The airport
- I get here obscenely early, even for me.
- Generally I’ve been waking up on average an hour earlier than usual. It’s all well and good until you start getting tired at 8 pm. In this moment I think about the time I went to my professor’s office hours for my class on Play— the most senior year elective if there ever was one — and he started rambling on about how getting up and going to bed with the sun greatly improved his life.
- Today I’m flying from Terminal B, where there’s no PreCheck line. I ask anyway and the agent gruffly answers I have to walk to C for PreCheck. I glance at the general line and realize it’s not long enough for me to care and once you get up there they differentiate anyway.
- There’s a group of guys ahead of me with backpacks and duffels who realize this too late, so they get out of line. One says jokingly, “I swear we know what we’re doing”. I think about telling them it’s okay, you won’t have to take your shoes off! But it’s 5:55 am and I don’t care enough about their backtracking embarrassment.
- I decide I hate Terminal B because the ceilings are too low.
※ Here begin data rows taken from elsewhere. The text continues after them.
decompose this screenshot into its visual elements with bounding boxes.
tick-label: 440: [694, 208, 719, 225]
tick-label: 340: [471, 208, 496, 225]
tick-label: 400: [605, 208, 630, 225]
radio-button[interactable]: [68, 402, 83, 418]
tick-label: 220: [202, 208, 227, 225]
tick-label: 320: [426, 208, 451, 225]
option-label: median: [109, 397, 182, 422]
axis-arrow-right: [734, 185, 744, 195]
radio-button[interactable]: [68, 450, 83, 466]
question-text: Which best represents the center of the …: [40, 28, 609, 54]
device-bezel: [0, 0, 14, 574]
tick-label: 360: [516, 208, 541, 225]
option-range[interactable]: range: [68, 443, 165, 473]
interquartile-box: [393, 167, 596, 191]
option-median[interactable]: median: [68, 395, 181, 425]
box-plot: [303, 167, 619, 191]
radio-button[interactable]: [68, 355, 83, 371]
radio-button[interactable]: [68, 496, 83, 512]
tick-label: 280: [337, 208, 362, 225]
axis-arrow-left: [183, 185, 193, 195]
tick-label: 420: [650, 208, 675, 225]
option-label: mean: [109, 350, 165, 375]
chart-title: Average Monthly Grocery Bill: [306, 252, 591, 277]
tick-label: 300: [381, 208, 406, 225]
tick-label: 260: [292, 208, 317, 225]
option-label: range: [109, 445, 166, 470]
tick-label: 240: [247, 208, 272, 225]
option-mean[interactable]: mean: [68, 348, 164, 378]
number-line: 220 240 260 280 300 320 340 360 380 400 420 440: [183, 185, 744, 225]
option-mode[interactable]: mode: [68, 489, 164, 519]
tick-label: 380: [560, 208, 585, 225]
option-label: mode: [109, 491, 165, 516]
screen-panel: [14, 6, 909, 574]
- I sit at my gate with over an hour until boarding. I crack open a new book but wish I brought another one that wasn’t a collection of self-help essays. Every so often I succumb to the self-help bait. It’s not that I regret reading them, but they’re never as mind bending as people claim. But, I bought this in 2023 and I’m trying to make my way through the books I own before buying new ones.
- I send off 3 texts. Sometimes I wonder if people get annoyed that my go-to hour for texting, or texting back, is between 6-7 am.
From Charlotte, with love
- Fourth of July: an all-day pool soirée. I have a Corona Light which yes, makes me tipsy. I decide it’s the sun because we’re in the South.
- I didn’t put sunscreen on my legs and I notice in the shade they’re already turning a shade of red (it’s been an hour).
- Saturday: we get up early, like 6:30 am early. The house is quiet, so we walk to get breakfast on unwalkable roads. I keep saying, I’m in the SOUTH.
- The day consists of more pool, meatball pho, Harris Teeter, and Daht Seen (Lao BBQ), where I end up eating probably a pound of squid.
- Sunday: After a Reddit deep dive and some cross-referencing, it’s decided that 300 East is where we should go for a classic Southern brunch experience.
- We get in an Uber and the first question question he asks is, “Are you Christian?”. He proceeds to badger me about my job, and how he knows Janet Jackson, and how he’s launching a fanny pack company.
- We pas a gas station and it’s 2.78/gallon.
- Had a mediocre cheddar biscuit at Sunflour.
- Late night seafood boil, storytelling, and champagne.
- At my gate. It dawns on me that I forgot my book at the house and I have two chapters left. Later, I find a PDF of it online and finish it, giving the OK to toss the physical in the donation bin.
- I’ve questioned the validity of my shrimp allergy at least a dozen times over the past 3 days.
Here, kinda
- This weekend I’ll be on a farm. Not to be confused with “The farm”, the best song on I quit.
- Going on 3 months without Netflix.
- Tried Johnny’s Pizza, which I think is now my second favorite Philly pizza.
- Of course I subscribe to Lena Dunham’s Substack.
- Tired of seeing the words “attention economy” strung together.
- Vacation brain is settling in.
- Go to Herman’s to feel like a masochist.
- It is Halloween yet.
- Peaches are my favorite fruit.
- Not new news, but Samantha would save And Just Like That…
- Worth the hype: magnesium glycinate, Rhode Glazing Milk, Old Navy workout leggings, the word “gravitas”, SoulCycle theme classes.
THANK YOU FOR READING. I keep thinking a break from this newsletter is imminent; because it’s hotsummernightsmidjuly, because I’m almost on vacation (clearly), because my sleep schedule is out of whack, because my work is taking up a lot of real estate, because Justin Bieber released a new album. And yet…….here we are, how fun :)
If your shrimp allergy proves to be a misdiagnosis I believe we’re all entitled to compensation
I’m going to start asking if you’re Christian every time you enter my vehicle.